Only Zooey Deschanel could make hopping in a cab in a trench coat and nothing else, singing “doing sexy things with a pillow” as she strips in her apartment before realizing her not-nearly-as-attractive-as-he-should-be live-in boyfriend has been hooking up with another girl in the first minute of “New Girl” seem funny, cute and just too adorable for words.
Before I go further, here’s an admission: I love “Elf.” It’s one of my favorite movies. “(500) Days of Summer”made me believe in romantic comedies. So when I heard Deschanel was coming to television in a mix of “The Big Bang Theory” and “My Boys” I thought: Really? She can anchor a whole screen, tear out poor Joseph Gordon-Levitt’s heart and make Will Ferrell sing “I’m in love, I’m in love and I don’t care who knows it.” So why the jump to television?
The premise of the show is cliché at best: three guys — one great with women, one terrible with them and the other still hung up on a girl who broke his heart — and one girl — adorably dorky and gorgeous — and how different they are. Revolutionary? No.
The fun part though is that it’s not a bunch of girls teaching a guy how to get girls by being less of a jerk.
Jessica Day (Deschanel) made up her own theme song mid-episode. At the sight of a shirtless Schmidt’s (Max Greenfield) abs, when he says: “This is LLS. Ladies Love Schmidt,” his boys Coach (Damon Wayans Jr.) and Nick (Jake Johnson) make him put a dollar in the douchebag jar. At the mention of “got to talk to my boys … my bros,” another dollar. Pretty sure he throws in at least a fiver by the end of the episode. And Jess is gorgeous enough for any guy to look past how many times she watched “Dirty Dancing” crying on the couch to get over her ex, so when her friend, Cece Meyers (Hannah Simone), a model who I’m sure the boys will be wanting to see more of, says, “Babe, you got hurt. It doesn’t mean you stop trying,” rather than sounding cheesy, it sounds real.

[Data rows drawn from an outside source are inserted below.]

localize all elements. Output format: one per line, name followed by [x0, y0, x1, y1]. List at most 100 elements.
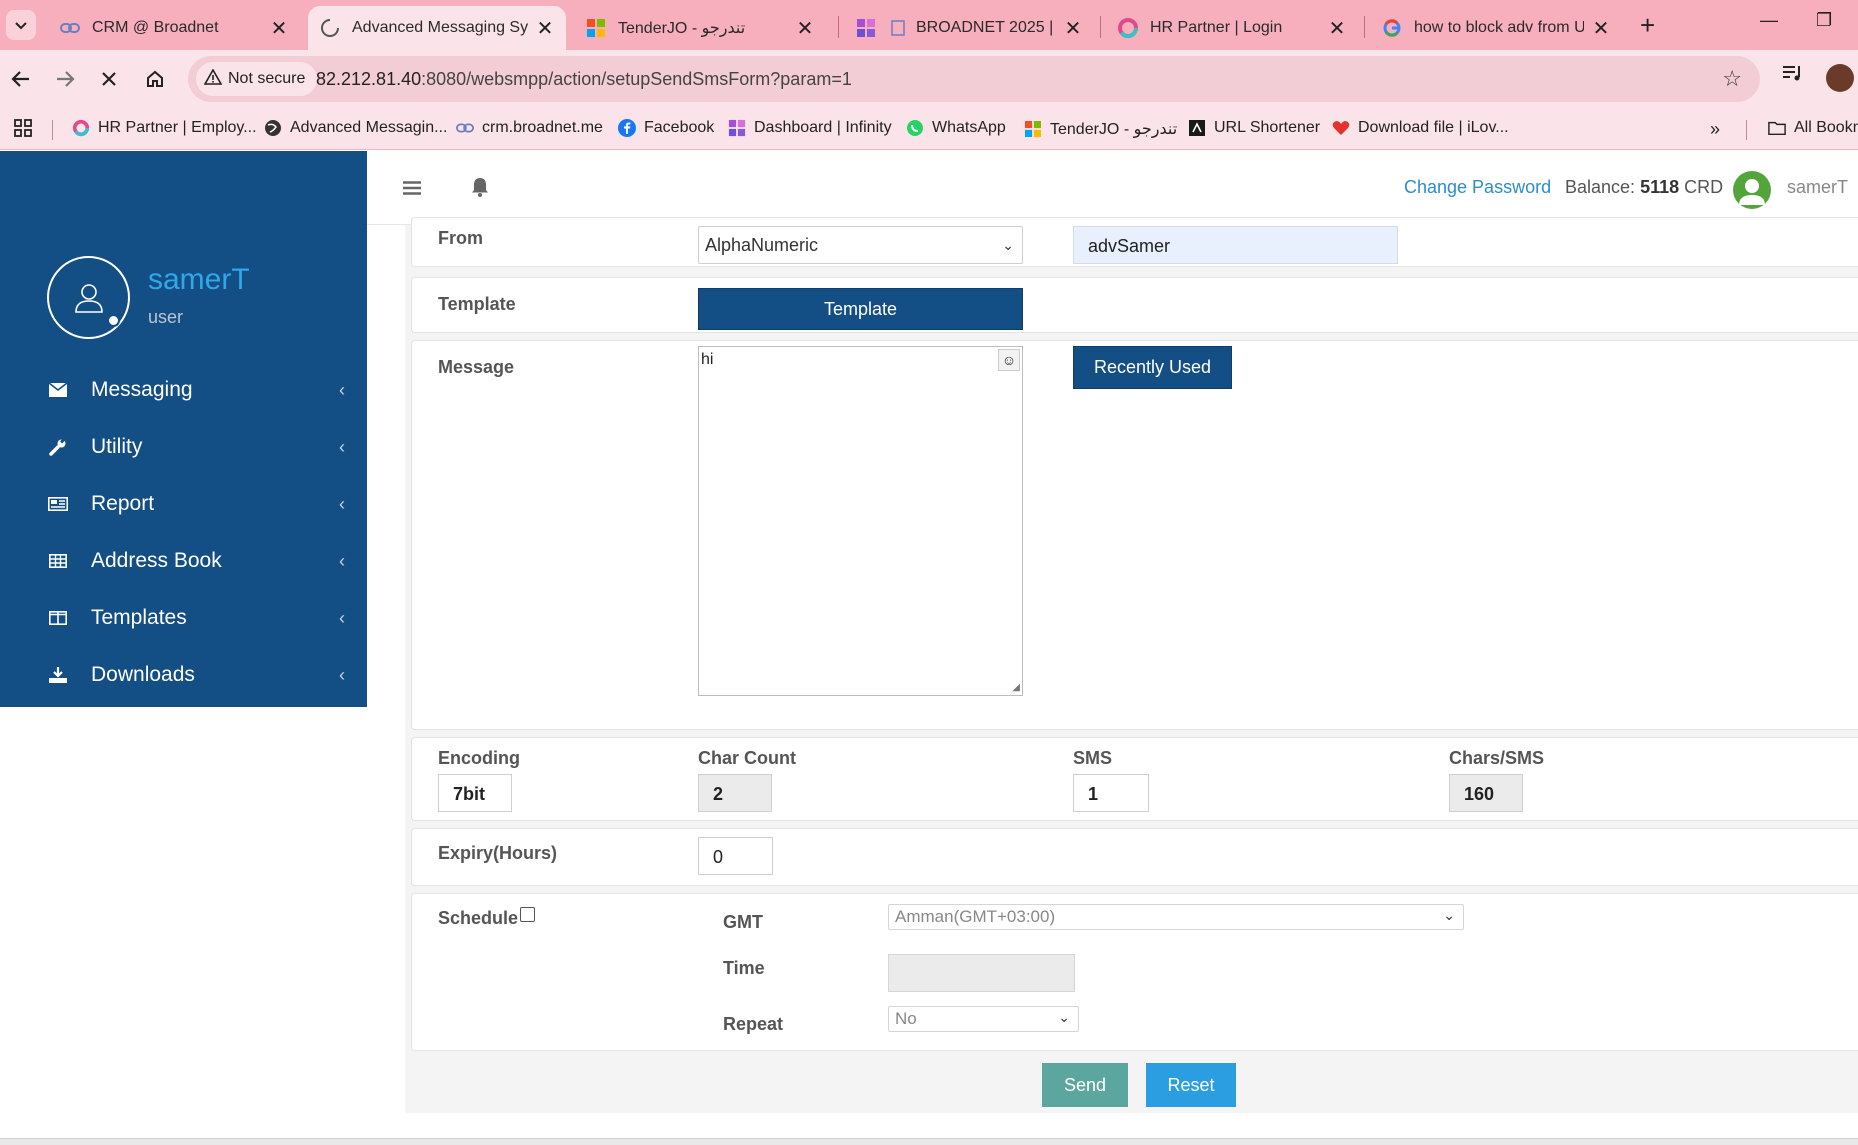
sidebar-item-address-book[interactable]: Address Book ‹ — [0, 537, 367, 585]
message-row: Message hi ☺ ◢ Recently Used — [411, 340, 1858, 730]
close-icon[interactable]: ✕ — [534, 16, 556, 41]
bookmark-crm[interactable]: crm.broadnet.me — [456, 119, 603, 137]
char-count-value: 2 — [713, 784, 724, 804]
bookmark-label: URL Shortener — [1214, 119, 1321, 136]
address-bar[interactable]: Not secure 82.212.81.40:8080/websmpp/act… — [188, 56, 1760, 102]
gmt-value: Amman(GMT+03:00) — [895, 907, 1056, 926]
sidebar-item-messaging[interactable]: Messaging ‹ — [0, 366, 367, 414]
media-controls-icon[interactable] — [1782, 64, 1804, 88]
recently-used-button[interactable]: Recently Used — [1073, 346, 1232, 389]
bookmark-whatsapp[interactable]: WhatsApp — [906, 119, 1006, 137]
minimize-icon[interactable]: — — [1760, 10, 1778, 31]
sender-id-value: advSamer — [1088, 236, 1171, 256]
schedule-checkbox[interactable] — [520, 907, 535, 922]
char-count-label: Char Count — [698, 748, 796, 768]
bookmark-label: WhatsApp — [932, 119, 1006, 136]
close-icon[interactable]: ✕ — [1590, 16, 1612, 41]
new-tab-plus-icon[interactable]: + — [1640, 10, 1655, 41]
bookmark-star-icon[interactable]: ☆ — [1722, 66, 1742, 92]
time-input[interactable] — [888, 954, 1075, 992]
sms-label: SMS — [1073, 748, 1113, 768]
encoding-row: Encoding 7bit Char Count 2 SMS 1 Chars/S… — [411, 737, 1858, 821]
globe-icon — [264, 119, 282, 137]
resize-handle-icon[interactable]: ◢ — [1012, 682, 1020, 693]
tab-search-button[interactable] — [6, 10, 36, 40]
sidebar-item-report[interactable]: Report ‹ — [0, 480, 367, 528]
home-icon[interactable] — [140, 64, 170, 94]
bookmark-all-bookmarks[interactable]: All Bookm — [1768, 119, 1858, 137]
sidebar-item-label: Address Book — [91, 549, 222, 572]
close-icon[interactable]: ✕ — [1062, 16, 1084, 41]
wrench-icon — [48, 438, 68, 456]
gmt-select[interactable]: Amman(GMT+03:00) ⌄ — [888, 904, 1464, 930]
url-host: 82.212.81.40 — [316, 69, 422, 89]
document-icon — [888, 18, 908, 38]
expiry-label: Expiry(Hours) — [438, 843, 558, 863]
tab-title: HR Partner | Login — [1150, 19, 1283, 36]
message-textarea[interactable]: hi ☺ ◢ — [698, 346, 1023, 696]
bookmark-advanced-messaging[interactable]: Advanced Messagin... — [264, 119, 447, 137]
schedule-label: Schedule — [438, 908, 519, 928]
tab-broadnet-2025[interactable]: BROADNET 2025 | Infin ✕ — [844, 6, 1094, 50]
sidebar-item-downloads[interactable]: Downloads ‹ — [0, 651, 367, 699]
not-secure-chip[interactable]: Not secure — [196, 62, 318, 96]
hamburger-menu-icon[interactable] — [403, 179, 421, 200]
sender-id-input[interactable]: advSamer — [1073, 226, 1398, 264]
repeat-select[interactable]: No ⌄ — [888, 1006, 1079, 1032]
change-password-link[interactable]: Change Password — [1404, 177, 1551, 198]
chevron-left-icon: ‹ — [339, 437, 345, 457]
reset-button[interactable]: Reset — [1146, 1063, 1236, 1107]
bookmark-facebook[interactable]: Facebook — [618, 119, 714, 137]
google-logo-icon — [1382, 18, 1402, 38]
online-status-dot — [107, 314, 120, 327]
profile-avatar[interactable] — [1826, 64, 1854, 92]
from-type-select[interactable]: AlphaNumeric ⌄ — [698, 226, 1023, 264]
tab-tenderjo[interactable]: TenderJO - تندرجو ✕ — [574, 6, 826, 50]
bookmark-url-shortener[interactable]: URL Shortener — [1188, 119, 1320, 137]
sidebar-item-label: Messaging — [91, 378, 193, 401]
bookmark-dashboard-infinity[interactable]: Dashboard | Infinity — [728, 119, 892, 137]
chars-per-sms-value: 160 — [1464, 784, 1495, 804]
close-icon[interactable]: ✕ — [268, 16, 290, 41]
hr-partner-logo-icon — [1118, 18, 1138, 38]
message-text: hi — [701, 351, 714, 368]
emoji-smiley-icon[interactable]: ☺ — [998, 349, 1020, 371]
balance-value: 5118 — [1640, 177, 1680, 197]
bookmark-ilovepdf[interactable]: Download file | iLov... — [1332, 119, 1509, 137]
bookmark-hr-partner[interactable]: HR Partner | Employ... — [72, 119, 257, 137]
tab-crm[interactable]: CRM @ Broadnet ✕ — [48, 6, 300, 50]
stop-loading-x-icon[interactable] — [94, 64, 124, 94]
bell-icon[interactable] — [471, 177, 489, 202]
back-arrow-icon[interactable] — [6, 64, 36, 94]
tab-hr-partner[interactable]: HR Partner | Login ✕ — [1106, 6, 1358, 50]
app-header: Change Password Balance: 5118 CRD samerT — [367, 151, 1858, 225]
apps-grid-icon[interactable] — [14, 119, 32, 137]
template-row: Template Template — [411, 277, 1858, 333]
restore-icon[interactable]: ❐ — [1816, 10, 1832, 31]
header-username[interactable]: samerT — [1787, 177, 1848, 198]
close-icon[interactable]: ✕ — [794, 16, 816, 41]
header-user-avatar[interactable] — [1733, 171, 1771, 209]
more-bookmarks-chevron-icon[interactable]: » — [1710, 119, 1720, 140]
tab-google-search[interactable]: how to block adv from Un ✕ — [1370, 6, 1622, 50]
facebook-logo-icon — [618, 119, 636, 137]
url-text[interactable]: 82.212.81.40:8080/websmpp/action/setupSe… — [316, 69, 852, 90]
envelope-icon — [48, 383, 68, 397]
windows-logo-icon — [586, 18, 606, 38]
balance-label: Balance: — [1565, 177, 1636, 197]
send-button[interactable]: Send — [1042, 1063, 1128, 1107]
forward-arrow-icon[interactable] — [50, 64, 80, 94]
time-label: Time — [723, 958, 765, 978]
tab-advanced-messaging[interactable]: Advanced Messaging Syste ✕ — [308, 6, 566, 50]
sidebar-item-label: Downloads — [91, 663, 195, 686]
expiry-input[interactable]: 0 — [698, 837, 773, 875]
bookmark-label: Download file | iLov... — [1358, 119, 1509, 136]
template-button[interactable]: Template — [698, 288, 1023, 330]
bookmark-tenderjo[interactable]: TenderJO - تندرجو — [1024, 119, 1177, 139]
bookmark-label: Facebook — [644, 119, 715, 136]
close-icon[interactable]: ✕ — [1326, 16, 1348, 41]
sidebar-item-utility[interactable]: Utility ‹ — [0, 423, 367, 471]
sidebar-item-templates[interactable]: Templates ‹ — [0, 594, 367, 642]
heart-icon — [1332, 119, 1350, 137]
expiry-row: Expiry(Hours) 0 — [411, 828, 1858, 886]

Those are the parts that might make it worth coming back, at least for another episode or two.
Now a douche bag jar and rebound hookups does not a series make. Soon enough the new girl isn’t new anymore and that’s what the show will have to figure out when it gets there and its much too kitschy to last as it is.
But with primetime placement after Glee, the traffic should catch the show an audience until it can establish itself, and for now, and for a pilot, “New Girl” seems to be a show with a genuine laugh or two. That’s at least worth setting aside a little Hulu time for it.